The single biggest cost lever is workflow completion rate. A workflow that completes 95 percent of the time at one dollar costs the same per success as a workflow that completes 50 percent of the time at fifty cents, and the second one has half the customer experience. Engineering for completion (good schemas, sound retries, calibrated escalation) is the same as engineering for cost.


Architect's Checklist

A reusable list for designing or reviewing an agentic workflow engine:

  1. Define the step boundary explicitly; document it; do not let teams pick per step.
  2. Pick the state persistence model, event sourced or snapshot, and stay with it across the codebase.
  3. Express agentic branching as structured decisions matched against the workflow graph, never as free form text the engine parses.
  4. Enforce workflow level bounds on tokens, tool calls, wall clock time, and dollars; per step bounds are necessary but insufficient.
  5. Treat the schema as the contract; reject malformed agentic output at the step boundary, do not repair it downstream.
  6. Distinguish four failure classes: transient, deterministic, semantically wrong, and content wrong; handle each one explicitly.
  7. Derive idempotency keys from workflow context, not from model output.
  8. Define a compensating action for every irreversible side effect; test compensations regularly.
  9. Capture every LLM call's prompt, model, settings, tokens, and cost as structured data; first class, not log lines.
  10. Support three replay modes, strict, fresh inference, and counterfactual, and name them in the operator interface.
  11. Pass working memory between steps explicitly; do not rely on agents to remember across boundaries.
  12. Measure dollars per completed workflow; engineer for completion as the primary cost lever.

Architect's Mental Model

A workflow engine is a graph that durably executes steps. An agentic workflow engine is the same thing, with a class of steps whose behaviour is partly chosen at runtime by an LLM. Almost everything that makes the classical version work continues to work. The interesting design is in the seams.

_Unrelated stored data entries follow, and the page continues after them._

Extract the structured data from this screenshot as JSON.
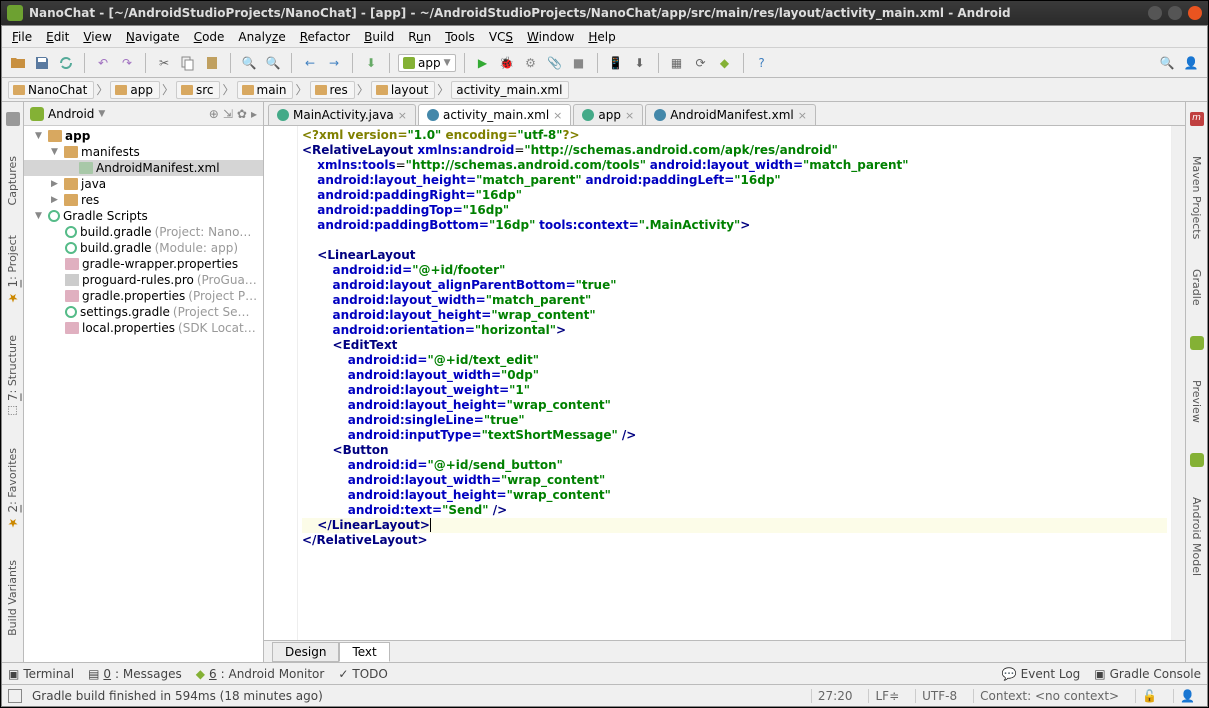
{
  "titlebar": "NanoChat - [~/AndroidStudioProjects/NanoChat] - [app] - ~/AndroidStudioProjects/NanoChat/app/src/main/res/layout/activity_main.xml - Android",
  "menu": [
    "File",
    "Edit",
    "View",
    "Navigate",
    "Code",
    "Analyze",
    "Refactor",
    "Build",
    "Run",
    "Tools",
    "VCS",
    "Window",
    "Help"
  ],
  "breadcrumb": [
    "NanoChat",
    "app",
    "src",
    "main",
    "res",
    "layout",
    "activity_main.xml"
  ],
  "project": {
    "mode": "Android",
    "tree": {
      "app": "app",
      "manifests": "manifests",
      "manifest_file": "AndroidManifest.xml",
      "java": "java",
      "res": "res",
      "gradle_scripts": "Gradle Scripts",
      "build_gradle_proj": "build.gradle",
      "build_gradle_proj_note": "(Project: Nano…",
      "build_gradle_mod": "build.gradle",
      "build_gradle_mod_note": "(Module: app)",
      "wrapper": "gradle-wrapper.properties",
      "proguard": "proguard-rules.pro",
      "proguard_note": "(ProGua…",
      "gradle_props": "gradle.properties",
      "gradle_props_note": "(Project P…",
      "settings": "settings.gradle",
      "settings_note": "(Project Se…",
      "local": "local.properties",
      "local_note": "(SDK Locat…"
    }
  },
  "tabs": [
    {
      "label": "MainActivity.java",
      "active": false,
      "color": "#4a8"
    },
    {
      "label": "activity_main.xml",
      "active": true,
      "color": "#48a"
    },
    {
      "label": "app",
      "active": false,
      "color": "#4a8"
    },
    {
      "label": "AndroidManifest.xml",
      "active": false,
      "color": "#48a"
    }
  ],
  "editor_bottom_tabs": {
    "design": "Design",
    "text": "Text"
  },
  "left_gutter": [
    "Captures",
    "1: Project",
    "7: Structure",
    "2: Favorites",
    "Build Variants"
  ],
  "right_gutter": [
    "Maven Projects",
    "Gradle",
    "Preview",
    "Android Model"
  ],
  "run_config": "app",
  "bottom_bar": {
    "terminal": "Terminal",
    "messages": "0: Messages",
    "android_monitor": "6: Android Monitor",
    "todo": "TODO",
    "event_log": "Event Log",
    "gradle_console": "Gradle Console"
  },
  "status": {
    "text": "Gradle build finished in 594ms (18 minutes ago)",
    "pos": "27:20",
    "le": "LF≑",
    "enc": "UTF-8",
    "context": "Context: <no context>"
  },
  "code": {
    "l1_a": "<?",
    "l1_b": "xml version=",
    "l1_c": "\"1.0\"",
    "l1_d": " encoding=",
    "l1_e": "\"utf-8\"",
    "l1_f": "?>",
    "l2_a": "<RelativeLayout ",
    "l2_b": "xmlns:",
    "l2_c": "android",
    "l2_d": "=",
    "l2_e": "\"http://schemas.android.com/apk/res/android\"",
    "l3_a": "    ",
    "l3_b": "xmlns:",
    "l3_c": "tools",
    "l3_d": "=",
    "l3_e": "\"http://schemas.android.com/tools\"",
    "l3_f": " ",
    "l3_g": "android",
    "l3_h": ":layout_width=",
    "l3_i": "\"match_parent\"",
    "l4_a": "    ",
    "l4_b": "android",
    "l4_c": ":layout_height=",
    "l4_d": "\"match_parent\"",
    "l4_e": " ",
    "l4_f": "android",
    "l4_g": ":paddingLeft=",
    "l4_h": "\"16dp\"",
    "l5_a": "    ",
    "l5_b": "android",
    "l5_c": ":paddingRight=",
    "l5_d": "\"16dp\"",
    "l6_a": "    ",
    "l6_b": "android",
    "l6_c": ":paddingTop=",
    "l6_d": "\"16dp\"",
    "l7_a": "    ",
    "l7_b": "android",
    "l7_c": ":paddingBottom=",
    "l7_d": "\"16dp\"",
    "l7_e": " ",
    "l7_f": "tools",
    "l7_g": ":context=",
    "l7_h": "\".MainActivity\"",
    "l7_i": ">",
    "l9_a": "    ",
    "l9_b": "<LinearLayout",
    "l10_a": "        ",
    "l10_b": "android",
    "l10_c": ":id=",
    "l10_d": "\"@+id/footer\"",
    "l11_a": "        ",
    "l11_b": "android",
    "l11_c": ":layout_alignParentBottom=",
    "l11_d": "\"true\"",
    "l12_a": "        ",
    "l12_b": "android",
    "l12_c": ":layout_width=",
    "l12_d": "\"match_parent\"",
    "l13_a": "        ",
    "l13_b": "android",
    "l13_c": ":layout_height=",
    "l13_d": "\"wrap_content\"",
    "l14_a": "        ",
    "l14_b": "android",
    "l14_c": ":orientation=",
    "l14_d": "\"horizontal\"",
    "l14_e": ">",
    "l15_a": "        ",
    "l15_b": "<EditText",
    "l16_a": "            ",
    "l16_b": "android",
    "l16_c": ":id=",
    "l16_d": "\"@+id/text_edit\"",
    "l17_a": "            ",
    "l17_b": "android",
    "l17_c": ":layout_width=",
    "l17_d": "\"0dp\"",
    "l18_a": "            ",
    "l18_b": "android",
    "l18_c": ":layout_weight=",
    "l18_d": "\"1\"",
    "l19_a": "            ",
    "l19_b": "android",
    "l19_c": ":layout_height=",
    "l19_d": "\"wrap_content\"",
    "l20_a": "            ",
    "l20_b": "android",
    "l20_c": ":singleLine=",
    "l20_d": "\"true\"",
    "l21_a": "            ",
    "l21_b": "android",
    "l21_c": ":inputType=",
    "l21_d": "\"textShortMessage\"",
    "l21_e": " />",
    "l22_a": "        ",
    "l22_b": "<Button",
    "l23_a": "            ",
    "l23_b": "android",
    "l23_c": ":id=",
    "l23_d": "\"@+id/send_button\"",
    "l24_a": "            ",
    "l24_b": "android",
    "l24_c": ":layout_width=",
    "l24_d": "\"wrap_content\"",
    "l25_a": "            ",
    "l25_b": "android",
    "l25_c": ":layout_height=",
    "l25_d": "\"wrap_content\"",
    "l26_a": "            ",
    "l26_b": "android",
    "l26_c": ":text=",
    "l26_d": "\"Send\"",
    "l26_e": " />",
    "l27_a": "    ",
    "l27_b": "</LinearLayout>",
    "l28_a": "</RelativeLayout>"
  }
}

The seams are the same five concerns the Architecting Agents series spent six articles on. Failure modes have to be designed for; they are not optional. State must persist between steps; it is the workflow's memory. Tool calls must be safe under retry; saga discipline applies whether a human or an agent decided to invoke the tool. Observability must be structured down to the prompt and the token; otherwise the system cannot be operated. Costs must be bounded at the workflow level; per step ceilings catch the wrong failure mode. Multi agent coordination is a workflow shape; it is not a separate kind of system.

That symmetry is the point of this series of series. Architecting Agents covered the discipline of building a sound agent. System Design, Reimagined covered the discipline of building sound systems around them. The two pieces compose into one body of work, and the workflow engine is where they touch most cleanly. Everything the first series demanded of an agent, the second series demands of the system that contains agents. The graph is what makes that demand enforceable.

The agent reasons. The workflow remembers, retries, bounds, and proves. Without the second, there is no system.